Another of the faith’s great themes is thereby revealed: the astonishing heroism and nobility of the ordinary. It is not the great and mighty of Tolkien’s world who undertake this quest, although they have their place, but the obscure, or even the ridiculous: a retired country gentleman who inherited his wealth, and his gardener. It is the same absurdity that we see in the third chapter of Luke, where“In the fifteenth year of the reign of Tiberius Caesar—when Pontius Pilate was the governor of Judea, Herod tetrarch of Galilee, his brother Philip tetrarch of Iturea and Traconitis, and Lysanias tetrarch of Abilene—during the high priesthood of Annas and Caiaphas, the word of God came to John son of Zechariah in the desert.”No one looking for the center of the action on planet Earth in this year would have looked to a man dressed in skins and eating bugs in the desert. But God rarely seems to choose the Caesars of the world to do anything that God considers important. In the Christian view of history — flying in the face of the history given to us by CNN — the most incredible thing ever done by a human being ends up being an unmarried pregnant girl who has the courage to say “Here I am, your servant.” In our media-dominated culture, with its constantly-reinforced vision of who and what is really important, I think that we easily forget this.

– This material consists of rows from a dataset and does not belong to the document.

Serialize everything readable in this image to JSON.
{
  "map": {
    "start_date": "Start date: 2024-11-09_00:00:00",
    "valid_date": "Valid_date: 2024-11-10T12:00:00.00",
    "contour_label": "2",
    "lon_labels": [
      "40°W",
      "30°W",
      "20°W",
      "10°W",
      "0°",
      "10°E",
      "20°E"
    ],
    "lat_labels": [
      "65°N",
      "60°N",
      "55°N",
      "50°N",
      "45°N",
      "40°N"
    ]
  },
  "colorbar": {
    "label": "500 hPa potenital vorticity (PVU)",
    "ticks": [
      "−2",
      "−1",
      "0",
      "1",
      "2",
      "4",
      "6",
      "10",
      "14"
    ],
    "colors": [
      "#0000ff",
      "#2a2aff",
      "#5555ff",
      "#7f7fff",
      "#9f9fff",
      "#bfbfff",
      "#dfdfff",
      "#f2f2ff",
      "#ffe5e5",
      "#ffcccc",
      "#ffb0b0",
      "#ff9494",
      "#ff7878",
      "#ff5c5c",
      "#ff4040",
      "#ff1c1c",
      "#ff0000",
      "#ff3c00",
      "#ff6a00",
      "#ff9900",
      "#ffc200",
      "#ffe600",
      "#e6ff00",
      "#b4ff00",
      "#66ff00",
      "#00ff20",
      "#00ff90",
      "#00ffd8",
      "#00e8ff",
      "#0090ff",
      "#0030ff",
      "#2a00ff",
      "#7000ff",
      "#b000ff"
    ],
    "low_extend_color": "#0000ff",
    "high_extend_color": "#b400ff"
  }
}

The list can go on. Perhaps the most poignant of the faith’s themes that we can see in the novel is that of self-sacrifice. The knowledge that even our death is something that we can use — a target into which the arrow of our lives can pierce —is central to the ancient and modern drama of martyrdom. It is seen in the tragic-triumphant table talk at the Last Supper, when Jesus tells us, “Greater love has no one than this, that he lay down his life for his friends.” What will be saved in Middle-Earth is saved, but not for those who brought about the salvation. It is saved for the largely unknowing and thereby ungrateful. It defies the logic of self-interest, of “What’s in it for me?” But in the bittersweet melancholy of its conclusion, the tale holds out the hope of something beyond what we seem to be left with, as the Resurrection of Christ holds out some undefined hope for us: that what is thought to be the end of the story is in fact, only the end of an early chapter.
So adapting this story to film could have a variety of effects. In 1939, C. S. Lewis seemed amused to note that out of about sixty reviewers of his science-fiction novel Out of the Silent Planet, only two were aware of how he was actually re-telling something of the Christian story in his space adventure. He wrote a friend that “this great ignorance might be a help to the evangelisation of England; any amount of theology can now be smuggled into people’s minds under cover of romance without their knowing it.” This is true, I find as a teacher, but ignorance cuts both ways: poor theology — from Bugs Bunny cartoons, The X-Files and the frequently-horrific Discovery Channel — is also lodged in my students’ minds. So I have hopes for the movie to be a great success and that it will put something mythological and sound into my students’ minds as a potential aid to their theological education. But I have a greater hope, which I will tell each of them as the movie-hype gets louder: read the book.